Electrospinning for nano-material organization

Distribution and organization of nano-materials is a challenge as they tend to agglomerate and their small size require non-conventional method of arranging them to the desired position. Electrospinning has emerged as a possible technique for organizing nano-materials in a linear form. As a process, electrospinning to form fibers involves stretching of a fluid in a single direction and any solid dispersion in the solution will like-wise be stretched in the same direction. Due to the confinement of the fluid and the viscoelastic force exerted by the stretching fluid, solids that are larger than the diameter of the stretched solution will be forced to align themselves along the length of the stretched fluid. Solids with a major axis will also be forced to align its major axis in the same direction of the stretching force. Electrospinning can be used to produce oriented fibers and advancement in this technique has seen the development of controlled placement of its fiber. This allows greater control in the positioning of the nano-material load which the fiber is carrying.

Alignment of nano-rods due to stretching of electrospinning jet

Incorporation of carbon nanotubes in electrospun fibers have seen the carbon nanotubes being aligned along the length of the electrospun nanofibers. In cases where functional performance of nanorods or nanotubes is affected by their alignment, electrospinning offers a way to achieve it. Roskov et al (2011) used electrospinning to align gold nanorods of aspect ratio 3.1 along a single axis. Gold nanorods have a tunable longitudinal surface plasmon resonance (LSPR) along its longitudinal axis which makes the ability to align them vital for this application. Polyethylene oxide (PEO) was used as the carrier polymer for the gold nanorods and they were able to achieve excellent gold nanorods alignment along the longitudinal axis of the fibers with diameters ranging from 40 nm to 600 nm. However, when the fiber diameter increases beyond 600 nm, alignment of the nanorods starts to deteriorate. Higher aspect ratio of the nanorod was also found to improve alignment as expected due to greater influence by the solution flow profile. However, the amount of nanorods up to a maximum volume fraction of 0.045 in the solution does not influence their alignment. The resultant composite material showed LSPR bands are polarization dependent with maximum extinction when the polarizer is parallel to the long axis of the rod. Zhang et al (2012) used electrospinning of polyvinyl pyrrolidone (PVP) to align silver nanowires (AgNW). The nanowires have diameter of 30 - 40 nm and length of 10 - 20 µm. Loading of up to 20 mg/ml of AgNW was used this resulted in more than ten AgNWs aligned within a single electrospun nanofiber.

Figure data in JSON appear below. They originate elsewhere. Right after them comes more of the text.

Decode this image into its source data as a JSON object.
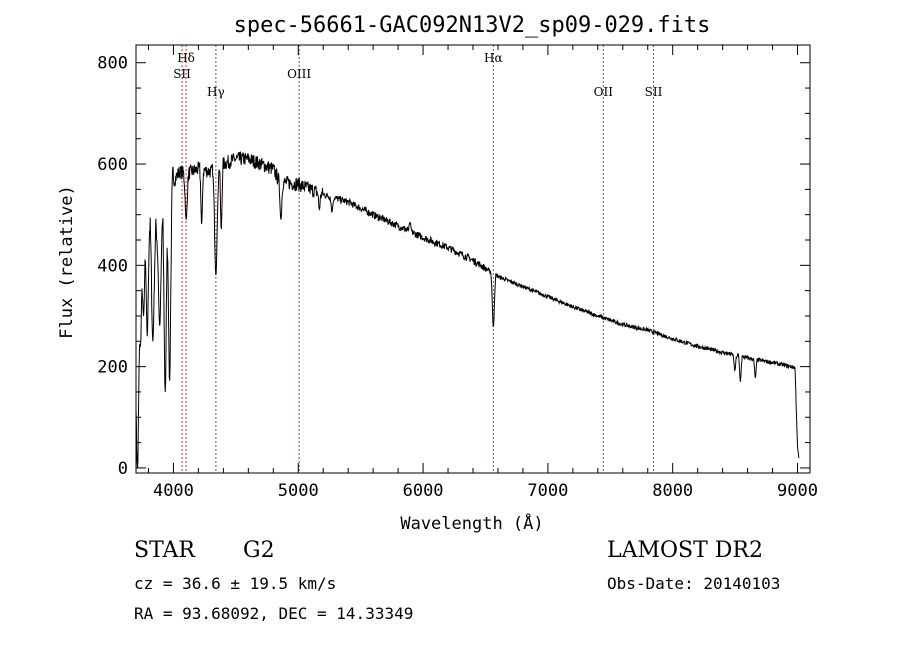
{
  "chart_data": {
    "type": "line",
    "title": "spec-56661-GAC092N13V2_sp09-029.fits",
    "xlabel": "Wavelength (Å)",
    "ylabel": "Flux (relative)",
    "xlim": [
      3700,
      9100
    ],
    "ylim": [
      -10,
      835
    ],
    "x_ticks": [
      4000,
      5000,
      6000,
      7000,
      8000,
      9000
    ],
    "x_tick_labels": [
      "4000",
      "5000",
      "6000",
      "7000",
      "8000",
      "9000"
    ],
    "y_ticks": [
      0,
      200,
      400,
      600,
      800
    ],
    "y_tick_labels": [
      "0",
      "200",
      "400",
      "600",
      "800"
    ],
    "grid": false,
    "series": [
      {
        "name": "spectrum",
        "color": "#000000",
        "continuum": [
          [
            3700,
            330
          ],
          [
            3760,
            440
          ],
          [
            3820,
            500
          ],
          [
            3870,
            470
          ],
          [
            3920,
            520
          ],
          [
            3980,
            560
          ],
          [
            4050,
            585
          ],
          [
            4100,
            580
          ],
          [
            4200,
            590
          ],
          [
            4300,
            585
          ],
          [
            4400,
            600
          ],
          [
            4500,
            610
          ],
          [
            4600,
            610
          ],
          [
            4700,
            600
          ],
          [
            4800,
            590
          ],
          [
            4850,
            565
          ],
          [
            5000,
            560
          ],
          [
            5100,
            550
          ],
          [
            5200,
            540
          ],
          [
            5400,
            525
          ],
          [
            5600,
            500
          ],
          [
            5800,
            478
          ],
          [
            6000,
            455
          ],
          [
            6200,
            435
          ],
          [
            6400,
            410
          ],
          [
            6600,
            378
          ],
          [
            6800,
            358
          ],
          [
            7000,
            338
          ],
          [
            7200,
            318
          ],
          [
            7400,
            300
          ],
          [
            7600,
            283
          ],
          [
            7800,
            272
          ],
          [
            8000,
            255
          ],
          [
            8200,
            240
          ],
          [
            8400,
            228
          ],
          [
            8600,
            217
          ],
          [
            8800,
            208
          ],
          [
            8980,
            198
          ],
          [
            9000,
            40
          ],
          [
            9010,
            20
          ]
        ],
        "absorption_lines": [
          [
            3712,
            0,
            12
          ],
          [
            3735,
            240,
            8
          ],
          [
            3760,
            300,
            8
          ],
          [
            3790,
            260,
            8
          ],
          [
            3835,
            250,
            10
          ],
          [
            3890,
            280,
            10
          ],
          [
            3934,
            150,
            9
          ],
          [
            3969,
            170,
            9
          ],
          [
            4102,
            490,
            8
          ],
          [
            4226,
            480,
            6
          ],
          [
            4340,
            380,
            10
          ],
          [
            4383,
            470,
            6
          ],
          [
            4861,
            490,
            7
          ],
          [
            5169,
            510,
            6
          ],
          [
            5270,
            505,
            6
          ],
          [
            5895,
            485,
            6
          ],
          [
            6563,
            278,
            8
          ],
          [
            8498,
            192,
            6
          ],
          [
            8542,
            170,
            6
          ],
          [
            8662,
            178,
            6
          ]
        ]
      }
    ],
    "annotations": [
      {
        "label": "Hδ",
        "x": 4101,
        "row": 1
      },
      {
        "label": "SII",
        "x": 4069,
        "row": 2
      },
      {
        "label": "Hγ",
        "x": 4340,
        "row": 3
      },
      {
        "label": "OIII",
        "x": 5007,
        "row": 2
      },
      {
        "label": "Hα",
        "x": 6563,
        "row": 1
      },
      {
        "label": "OII",
        "x": 7444,
        "row": 3
      },
      {
        "label": "SII",
        "x": 7846,
        "row": 3
      }
    ]
  },
  "info": {
    "object_type": "STAR",
    "subclass": "G2",
    "survey": "LAMOST DR2",
    "cz": "cz = 36.6 ± 19.5 km/s",
    "obs_date": "Obs-Date: 20140103",
    "coords": "RA =  93.68092, DEC =  14.33349"
  }
}
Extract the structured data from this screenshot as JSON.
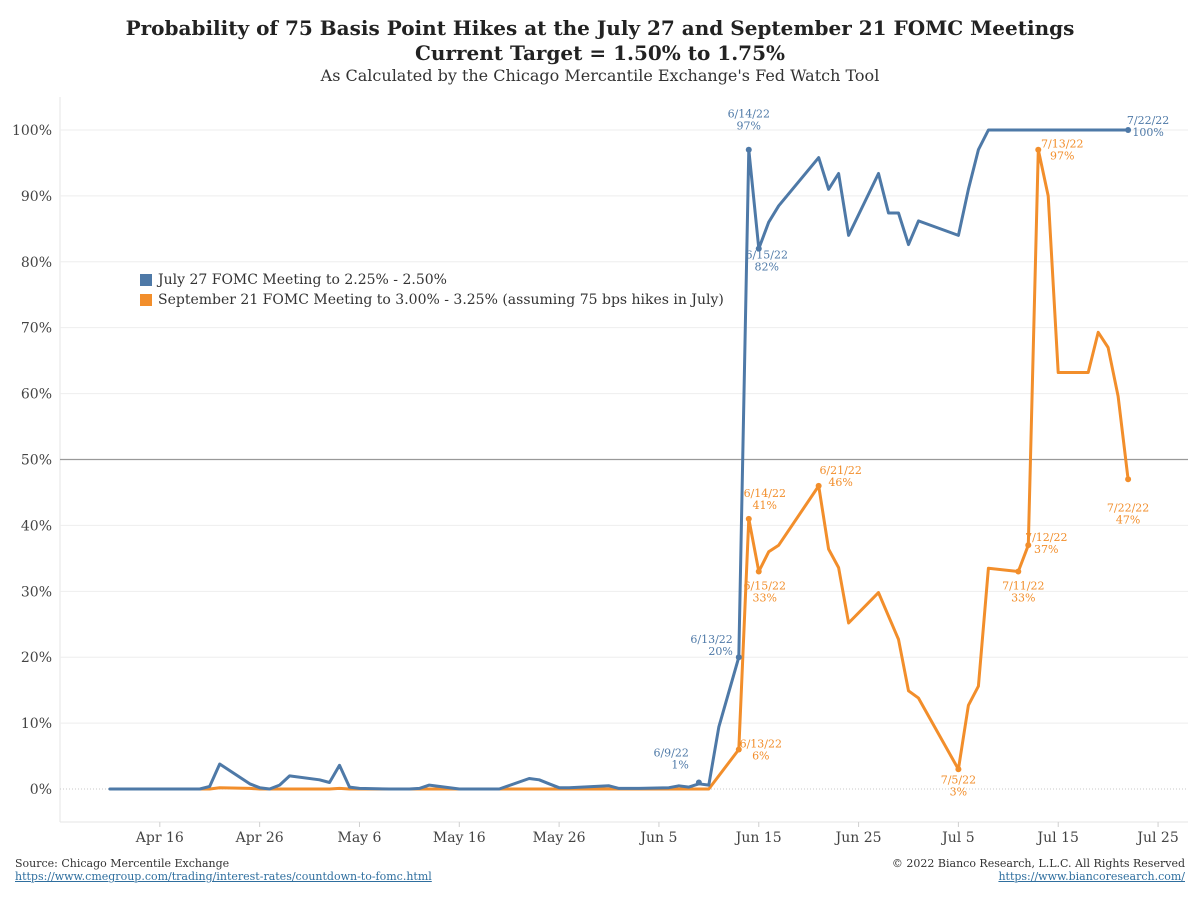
{
  "title": "Probability of 75 Basis Point Hikes at the July 27 and September 21 FOMC Meetings",
  "subtitle": "Current Target = 1.50% to 1.75%",
  "subtitle2": "As Calculated by the Chicago Mercantile Exchange's Fed Watch Tool",
  "footer": {
    "source": "Source: Chicago Mercentile Exchange",
    "source_url": "https://www.cmegroup.com/trading/interest-rates/countdown-to-fomc.html",
    "copyright": "© 2022 Bianco Research, L.L.C. All Rights Reserved",
    "site_url": "https://www.biancoresearch.com/"
  },
  "colors": {
    "july": "#4e79a7",
    "sept": "#f28e2b",
    "grid": "#eeeeee",
    "refline": "#999999"
  },
  "chart_data": {
    "type": "line",
    "x_axis": {
      "ticks": [
        "2022-04-16",
        "2022-04-26",
        "2022-05-06",
        "2022-05-16",
        "2022-05-26",
        "2022-06-05",
        "2022-06-15",
        "2022-06-25",
        "2022-07-05",
        "2022-07-15",
        "2022-07-25"
      ],
      "tick_labels": [
        "Apr 16",
        "Apr 26",
        "May 6",
        "May 16",
        "May 26",
        "Jun 5",
        "Jun 15",
        "Jun 25",
        "Jul 5",
        "Jul 15",
        "Jul 25"
      ],
      "range": [
        "2022-04-06",
        "2022-07-28"
      ]
    },
    "y_axis": {
      "ticks": [
        0,
        10,
        20,
        30,
        40,
        50,
        60,
        70,
        80,
        90,
        100
      ],
      "tick_labels": [
        "0%",
        "10%",
        "20%",
        "30%",
        "40%",
        "50%",
        "60%",
        "70%",
        "80%",
        "90%",
        "100%"
      ],
      "range": [
        -5,
        105
      ]
    },
    "reference_line": 50,
    "series": [
      {
        "name": "July 27 FOMC Meeting to 2.25% - 2.50%",
        "color": "#4e79a7",
        "points": [
          [
            "2022-04-11",
            0
          ],
          [
            "2022-04-12",
            0
          ],
          [
            "2022-04-13",
            0
          ],
          [
            "2022-04-14",
            0
          ],
          [
            "2022-04-15",
            0
          ],
          [
            "2022-04-18",
            0
          ],
          [
            "2022-04-19",
            0
          ],
          [
            "2022-04-20",
            0
          ],
          [
            "2022-04-21",
            0.4
          ],
          [
            "2022-04-22",
            3.8
          ],
          [
            "2022-04-25",
            0.8
          ],
          [
            "2022-04-26",
            0.2
          ],
          [
            "2022-04-27",
            0
          ],
          [
            "2022-04-28",
            0.6
          ],
          [
            "2022-04-29",
            2.0
          ],
          [
            "2022-05-02",
            1.4
          ],
          [
            "2022-05-03",
            1.0
          ],
          [
            "2022-05-04",
            3.6
          ],
          [
            "2022-05-05",
            0.3
          ],
          [
            "2022-05-06",
            0.1
          ],
          [
            "2022-05-09",
            0
          ],
          [
            "2022-05-10",
            0
          ],
          [
            "2022-05-11",
            0
          ],
          [
            "2022-05-12",
            0.1
          ],
          [
            "2022-05-13",
            0.6
          ],
          [
            "2022-05-16",
            0
          ],
          [
            "2022-05-17",
            0
          ],
          [
            "2022-05-18",
            0
          ],
          [
            "2022-05-19",
            0
          ],
          [
            "2022-05-20",
            0
          ],
          [
            "2022-05-23",
            1.6
          ],
          [
            "2022-05-24",
            1.4
          ],
          [
            "2022-05-25",
            0.8
          ],
          [
            "2022-05-26",
            0.2
          ],
          [
            "2022-05-27",
            0.2
          ],
          [
            "2022-05-31",
            0.5
          ],
          [
            "2022-06-01",
            0.1
          ],
          [
            "2022-06-02",
            0.1
          ],
          [
            "2022-06-03",
            0.1
          ],
          [
            "2022-06-06",
            0.2
          ],
          [
            "2022-06-07",
            0.5
          ],
          [
            "2022-06-08",
            0.3
          ],
          [
            "2022-06-09",
            0.8
          ],
          [
            "2022-06-10",
            0.6
          ],
          [
            "2022-06-11",
            9.4
          ],
          [
            "2022-06-13",
            20
          ],
          [
            "2022-06-14",
            97
          ],
          [
            "2022-06-15",
            82
          ],
          [
            "2022-06-16",
            86
          ],
          [
            "2022-06-17",
            88.5
          ],
          [
            "2022-06-21",
            95.8
          ],
          [
            "2022-06-22",
            91
          ],
          [
            "2022-06-23",
            93.4
          ],
          [
            "2022-06-24",
            84
          ],
          [
            "2022-06-27",
            93.4
          ],
          [
            "2022-06-28",
            87.4
          ],
          [
            "2022-06-29",
            87.4
          ],
          [
            "2022-06-30",
            82.6
          ],
          [
            "2022-07-01",
            86.2
          ],
          [
            "2022-07-05",
            84
          ],
          [
            "2022-07-06",
            91
          ],
          [
            "2022-07-07",
            97
          ],
          [
            "2022-07-08",
            100
          ],
          [
            "2022-07-11",
            100
          ],
          [
            "2022-07-12",
            100
          ],
          [
            "2022-07-13",
            100
          ],
          [
            "2022-07-14",
            100
          ],
          [
            "2022-07-15",
            100
          ],
          [
            "2022-07-18",
            100
          ],
          [
            "2022-07-19",
            100
          ],
          [
            "2022-07-20",
            100
          ],
          [
            "2022-07-21",
            100
          ],
          [
            "2022-07-22",
            100
          ]
        ],
        "annotations": [
          {
            "date": "2022-06-09",
            "value": 1,
            "label": "6/9/22",
            "value_label": "1%"
          },
          {
            "date": "2022-06-13",
            "value": 20,
            "label": "6/13/22",
            "value_label": "20%"
          },
          {
            "date": "2022-06-14",
            "value": 97,
            "label": "6/14/22",
            "value_label": "97%"
          },
          {
            "date": "2022-06-15",
            "value": 82,
            "label": "6/15/22",
            "value_label": "82%"
          },
          {
            "date": "2022-07-22",
            "value": 100,
            "label": "7/22/22",
            "value_label": "100%"
          }
        ]
      },
      {
        "name": "September 21 FOMC Meeting to 3.00% - 3.25% (assuming 75 bps hikes in July)",
        "color": "#f28e2b",
        "points": [
          [
            "2022-04-20",
            0
          ],
          [
            "2022-04-21",
            0
          ],
          [
            "2022-04-22",
            0.2
          ],
          [
            "2022-04-25",
            0.1
          ],
          [
            "2022-04-26",
            0
          ],
          [
            "2022-04-27",
            0
          ],
          [
            "2022-04-28",
            0
          ],
          [
            "2022-04-29",
            0
          ],
          [
            "2022-05-02",
            0
          ],
          [
            "2022-05-03",
            0
          ],
          [
            "2022-05-04",
            0.1
          ],
          [
            "2022-05-05",
            0
          ],
          [
            "2022-05-06",
            0
          ],
          [
            "2022-05-09",
            0
          ],
          [
            "2022-05-10",
            0
          ],
          [
            "2022-05-11",
            0
          ],
          [
            "2022-05-12",
            0
          ],
          [
            "2022-05-13",
            0
          ],
          [
            "2022-05-16",
            0
          ],
          [
            "2022-05-17",
            0
          ],
          [
            "2022-05-18",
            0
          ],
          [
            "2022-05-19",
            0
          ],
          [
            "2022-05-20",
            0
          ],
          [
            "2022-05-23",
            0
          ],
          [
            "2022-05-24",
            0
          ],
          [
            "2022-05-25",
            0
          ],
          [
            "2022-05-26",
            0
          ],
          [
            "2022-05-27",
            0
          ],
          [
            "2022-05-31",
            0
          ],
          [
            "2022-06-01",
            0
          ],
          [
            "2022-06-02",
            0
          ],
          [
            "2022-06-03",
            0
          ],
          [
            "2022-06-06",
            0
          ],
          [
            "2022-06-07",
            0
          ],
          [
            "2022-06-08",
            0
          ],
          [
            "2022-06-09",
            0
          ],
          [
            "2022-06-10",
            0
          ],
          [
            "2022-06-13",
            6
          ],
          [
            "2022-06-14",
            41
          ],
          [
            "2022-06-15",
            33
          ],
          [
            "2022-06-16",
            36
          ],
          [
            "2022-06-17",
            37
          ],
          [
            "2022-06-21",
            46
          ],
          [
            "2022-06-22",
            36.4
          ],
          [
            "2022-06-23",
            33.6
          ],
          [
            "2022-06-24",
            25.2
          ],
          [
            "2022-06-27",
            29.8
          ],
          [
            "2022-06-29",
            22.7
          ],
          [
            "2022-06-30",
            14.9
          ],
          [
            "2022-07-01",
            13.8
          ],
          [
            "2022-07-05",
            3
          ],
          [
            "2022-07-06",
            12.7
          ],
          [
            "2022-07-07",
            15.6
          ],
          [
            "2022-07-08",
            33.5
          ],
          [
            "2022-07-11",
            33
          ],
          [
            "2022-07-12",
            37
          ],
          [
            "2022-07-13",
            97
          ],
          [
            "2022-07-14",
            90
          ],
          [
            "2022-07-15",
            63.2
          ],
          [
            "2022-07-18",
            63.2
          ],
          [
            "2022-07-19",
            69.3
          ],
          [
            "2022-07-20",
            67
          ],
          [
            "2022-07-21",
            59.6
          ],
          [
            "2022-07-22",
            47
          ]
        ],
        "annotations": [
          {
            "date": "2022-06-13",
            "value": 6,
            "label": "6/13/22",
            "value_label": "6%"
          },
          {
            "date": "2022-06-14",
            "value": 41,
            "label": "6/14/22",
            "value_label": "41%"
          },
          {
            "date": "2022-06-15",
            "value": 33,
            "label": "6/15/22",
            "value_label": "33%"
          },
          {
            "date": "2022-06-21",
            "value": 46,
            "label": "6/21/22",
            "value_label": "46%"
          },
          {
            "date": "2022-07-05",
            "value": 3,
            "label": "7/5/22",
            "value_label": "3%"
          },
          {
            "date": "2022-07-11",
            "value": 33,
            "label": "7/11/22",
            "value_label": "33%"
          },
          {
            "date": "2022-07-12",
            "value": 37,
            "label": "7/12/22",
            "value_label": "37%"
          },
          {
            "date": "2022-07-13",
            "value": 97,
            "label": "7/13/22",
            "value_label": "97%"
          },
          {
            "date": "2022-07-22",
            "value": 47,
            "label": "7/22/22",
            "value_label": "47%"
          }
        ]
      }
    ]
  }
}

Fibers with very high surface roughness are known to demonstrate higher hypdrophobicity. Beaded fibers have been constructed from linear organization of silica beads using electrospinning. To achieve this, a beads colloidal dispersion was prepared and electrospinning is subsequently carried out. Silica beads in the sub-micron diameter have been arranged into fibers using this method [Lim et al 2007]. Sintering was used to remove the polymer matrix that was used to arrange the beads during electrospinning. Zhou et al (2014) used a suspension of polytetrafluoroethylene (PTFE) fine particles in water for blending with water soluble polyvinyl alcohol (PVA). The PVA with PTFE particles were electrospun and the PVA component removed through sintering up to 380°C for 30 minutes. At this temperature the PTFE particles melted and fused together to form an interconnected nanofibrous network of PTFE. Gonzalez et al (2021) used electrospinning to form nanofibers out of latex beads. For electrospinning, a suspension of polyvinyl alcohol (PVA), surfactant and latex copolymer particles was prepared. PVA is the template polymer to enable electrospinning and the surfactant is used to disperse the latex copolymer particles. Their results showed that particles of larger diameter resulted in electrospun fibers of larger diameter. For particle sizes 107 nm and 192 nm, they were able to produce smooth fibers but with particle size of 317 nm, fibers with pearl necklace morphology were produced probably due to poor packing. The mono-suspension of these three particles with the template polymer exhibited similar viscosities. When the ratio of the particles to PVA was increased to 71/29 wt.%/wt.%, beaded fibers were obtained across all particle sizes. With the same particles to PVA ratio but with a bimodal particles size mixture consisting of the smallest particles (diameter 107 nm) and largest particles (diameter 317 nm) in equal ratio, the resultant electrospun fibers were much smoother. It was found that with this bimodal particle suspension, the viscosity is significantly higher than their monomodal suspension. This probably facilitated the production of uniform fibers.